E’ accaduto a L’Aquila, al momento dell’insediamento di Pierluigi Biondi – e abbiamo visto come è andata, per esempio, con le società partecipate – sta accadendo in Regione Abruzzo, con la Giunta guidata da Marco Marsilio che, vinte le elezioni del 10 febbraio scorso, è ancora ‘appesa’ ad un pizzino per stabilire a chi affidare le poltrone.
Non ragionando di merito, sia chiaro, dei profili più credibili per svolgere incarichi che attendono al buon funzionamento dell’Ente e alla vita quotidiana dei cittadini, bensì di numeri: 101 posti a disposizione, 51 alla Lega, 25 a Fratelli d’Italia e 22 a Forza Italia – stando al foglietto svelato dal quotidiano Il Centro – poco o nulla ad Azione Politica e Udc.
E’ questo che sta accadendo.
E invece di mostrarsi almeno ‘imbarazzati’, gli esponenti del centrodestra litigano a distanza su pesi e contrappesi, sfogliando i risultati elettorali.
Sta di fatto che la Giunta convocata per questa mattina non scioglierà i nodi, in attesa del vertice tra i segretari delle forze di maggioranza che dovrebbe tenersi mercoledì.
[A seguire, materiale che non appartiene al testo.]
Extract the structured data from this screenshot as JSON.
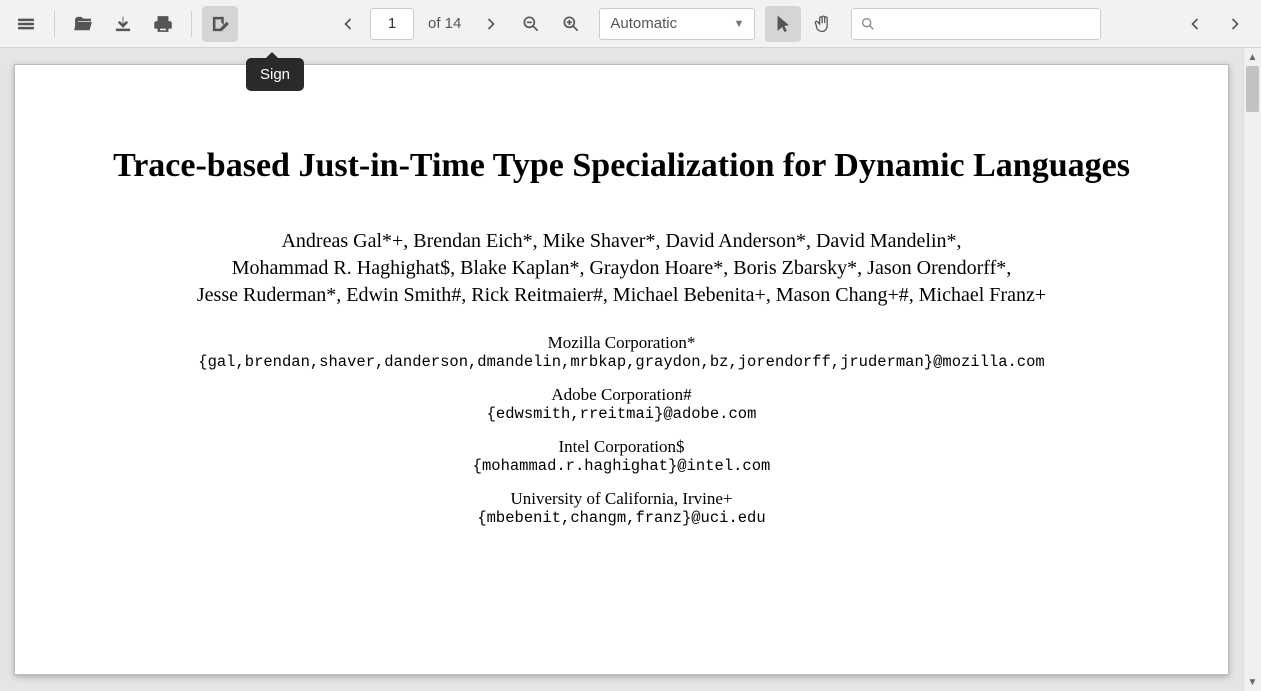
{
  "toolbar": {
    "tooltip_sign": "Sign",
    "page_current": "1",
    "page_total_label": "of 14",
    "zoom_label": "Automatic"
  },
  "paper": {
    "title": "Trace-based Just-in-Time Type Specialization for Dynamic Languages",
    "authors_line1": "Andreas Gal*+, Brendan Eich*, Mike Shaver*, David Anderson*, David Mandelin*,",
    "authors_line2": "Mohammad R. Haghighat$, Blake Kaplan*, Graydon Hoare*, Boris Zbarsky*, Jason Orendorff*,",
    "authors_line3": "Jesse Ruderman*, Edwin Smith#, Rick Reitmaier#, Michael Bebenita+, Mason Chang+#, Michael Franz+",
    "affiliations": [
      {
        "name": "Mozilla Corporation*",
        "email": "{gal,brendan,shaver,danderson,dmandelin,mrbkap,graydon,bz,jorendorff,jruderman}@mozilla.com"
      },
      {
        "name": "Adobe Corporation#",
        "email": "{edwsmith,rreitmai}@adobe.com"
      },
      {
        "name": "Intel Corporation$",
        "email": "{mohammad.r.haghighat}@intel.com"
      },
      {
        "name": "University of California, Irvine+",
        "email": "{mbebenit,changm,franz}@uci.edu"
      }
    ]
  }
}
Dunque, slitterà ancora la nomina dei vertici delle ASL di L’Aquila e Chieti, incarichi determinanti per il buon andamento della sanità sui territori, da troppo tempo vacanti, in attesa di trovare una quadra che soddisfi i partiti di centrodestra. Restano sul tavolo i nomi dei favoriti: per l’azienda di Chieti Francesco Zavattaro, già direttore generale della Asl teatina per due mandati e attualmente dirigente amministrativo ad Udine, con la poltrona del manager della azienda della provincia dell’Aquila che dovrebbe andare ad uno tra Vincenzo Ciamponi, direttore amministrativo della Asl di Desenzano sul Garda in provincia di Brescia, già alle dipendenze della clinica privata Villa Pini, e Antonio Paone, vecchia conoscenza del governatore Marsilio, già direttore della Asl Roma 2, colui che ha fatto riaprire i termini del bando pubblico con un ricorso al presidente della Repubblica, contestando, a ragione, il limite di età a 65 anni posto nel bando originario.
Per ciò che attiene i direttori dei Dipartimenti, invece, fatta la nomina di Elena Sico all’agricoltura, si attende la conferma di Barbara Morgante alla direzione generale; l’attuale manager della Asl di Teramo, Roberto Fagnano, dovrebbe guidare il dipartimento sanità, Claudio Di Giampietro il dipartimento lavoro, Germano De Sanctis il turismo, Emilio Primavera i trasporti, Fabrizio Bernardini il dipartimento risorse umane e organizzazione, Emanuela Grimaldi gli affari europei con Pierpaolo Pescara che dovrebbe restare al suo posto, a guida del dipartimento territorio e ambiente.
Sulle altre decine di nomine ancora attese, ai vertici di 27 enti strumentali, società controllate e partecipate, si dovranno attendere gli accordi tra le forze di maggioranza, che guardano con particolare interesse a Fira, Arap, Ater, Saga e così via.